Aparat Kelurahan Adalah Aparat Buangan ?

Kecamatan Sibolga Kota merupakan awal perjalananku meniti karier sebagai Pegawai Negeri Sipil. Bos Pertamaku bernama Kurniawan Kantinoko, AP (2005) yang saat ini menjabat sebagai Kakan Perpustakaan dan Arsip Kota Sibolga. Sebagai sebuah Kecamatan sudah tentu membawahi Kelurahan, sebagai PNS baru menetas, serasa heran ketika terdengar olehku ungkapan nan berujung pada pendapat bahwa Aparat Kelurahan Adalah Aparat Buangan. Mengapa hal ini bisa terjadi?

Sungguh edan ungkapan itu sekaligus heran tetapi seperti itulah kenyataan yang tersirat di lapangan.

Kelurahan sebagai ujung tombak sebuah pemerintahan sudah sepantasnya dijadikan sebagai wadah bagi mereka para aparatur-aparatur pilihan guna melayani pelanggan layaknya sebuah teller sebuah bank maupun costumer service sebuah operator seluler dalam hal meladeni masyarakat.

Keberadaan aparatur kelurahan yang justru terlibat secara langsung dalam hal melayani masyarakat namun malah disorot sebagai aparat buangan. Kenyataan ini menurut saya, bisa jadi adalah salah satu pemicu kebobrokan citra diri pemerintahan yang selama ini kita rasakan.

Betapa tidak, sebab baik buruknya berbagai adonan program-program pemerintahan bila tidak didukung secara total oleh aparatur kelurahan dalam menjual panggang geleng pemerintahan, bisa jadi tumpeng yang telah dirancang sedemikian rupa tak punya aroma yang mampu memberi citra positif terhadap status keberadaan dan apa guna pemerintahan itu sendiri.


Mari sama-sama kita perhatikan, teller mana, cutumer service mana atau ujung tombak sebuah badan hukum mana yang bibir institusinya diperlakukan seperti ini? atau apa mungkin orang-orang yang menganggap aparat kelurahan adalah aparat buangan itu adalah aparat bungan yang sebenar-benarnya buangan dan memang yang semestinya dibuang? atau mungkin juga kita-kita sudah lupa akan arti penting sebuah pemerintahan kelurahan itu dalam tatanan suatu pemerintahan?

Ini masalah suksesi program-program pemerintahan! ini masalah citra diri pemerintahan yang tersentuh langsung dengan objek berbagai program dan kebijakan pemerintahan!
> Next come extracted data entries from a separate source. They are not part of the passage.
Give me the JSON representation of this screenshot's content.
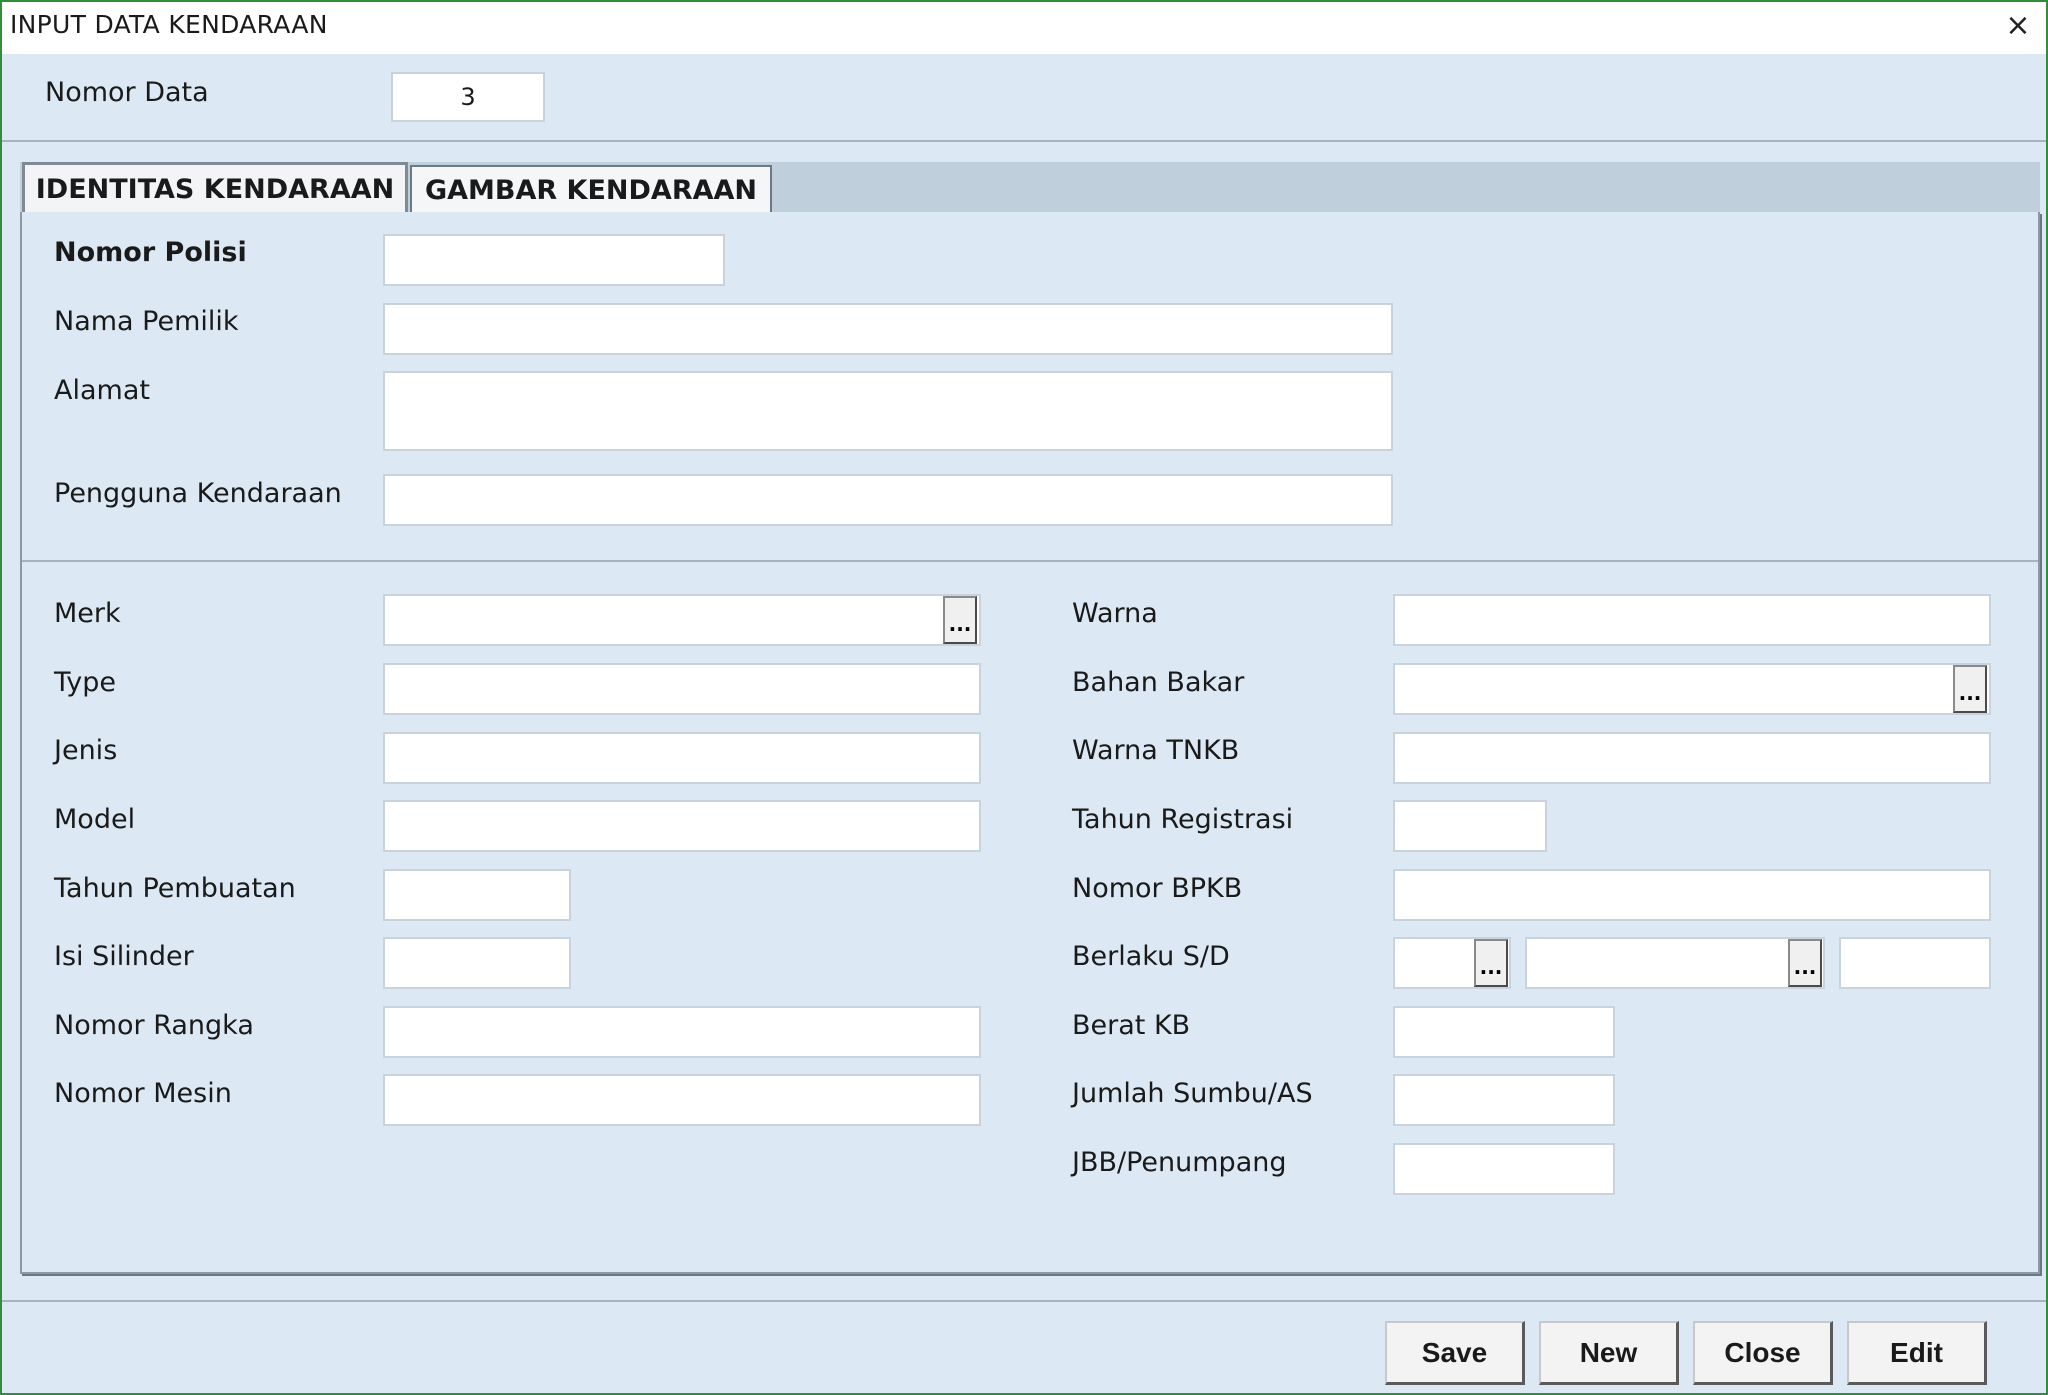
{
  "window": {
    "title": "INPUT DATA KENDARAAN"
  },
  "header": {
    "nomor_data_label": "Nomor Data",
    "nomor_data_value": "3"
  },
  "tabs": {
    "identitas": "IDENTITAS KENDARAAN",
    "gambar": "GAMBAR KENDARAAN"
  },
  "identitas": {
    "nomor_polisi": "Nomor Polisi",
    "nama_pemilik": "Nama Pemilik",
    "alamat": "Alamat",
    "pengguna": "Pengguna Kendaraan"
  },
  "left": {
    "merk": "Merk",
    "type": "Type",
    "jenis": "Jenis",
    "model": "Model",
    "tahun_pembuatan": "Tahun Pembuatan",
    "isi_silinder": "Isi Silinder",
    "nomor_rangka": "Nomor Rangka",
    "nomor_mesin": "Nomor Mesin"
  },
  "right": {
    "warna": "Warna",
    "bahan_bakar": "Bahan Bakar",
    "warna_tnkb": "Warna TNKB",
    "tahun_registrasi": "Tahun Registrasi",
    "nomor_bpkb": "Nomor BPKB",
    "berlaku_sd": "Berlaku S/D",
    "berat_kb": "Berat KB",
    "jumlah_sumbu": "Jumlah Sumbu/AS",
    "jbb_penumpang": "JBB/Penumpang"
  },
  "picker_glyph": "...",
  "close_glyph": "×",
  "buttons": {
    "save": "Save",
    "new": "New",
    "close": "Close",
    "edit": "Edit"
  }
}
Kelurahan itu agaknya menurut saya semacam anak yang ditirikan namun dia yang memperjuangkan kebenaran pemerintahan. Sungguh aneh memang tetapi itulah yang telah saya perhatikan dan bahkan yang pernah saya rasakan. Padahal, Kelurahan merupakan instansi paling strategis dalam upaya pemberdayaan dan transpormasi sosial mewujudkan tatanan masyarakat yang adil dan sejahtera.

Efek ungkapan di atas juga mampu berimbas pada produktifitas hingga optimalisasi pelaksanaan tugas-tugas pemerintahan.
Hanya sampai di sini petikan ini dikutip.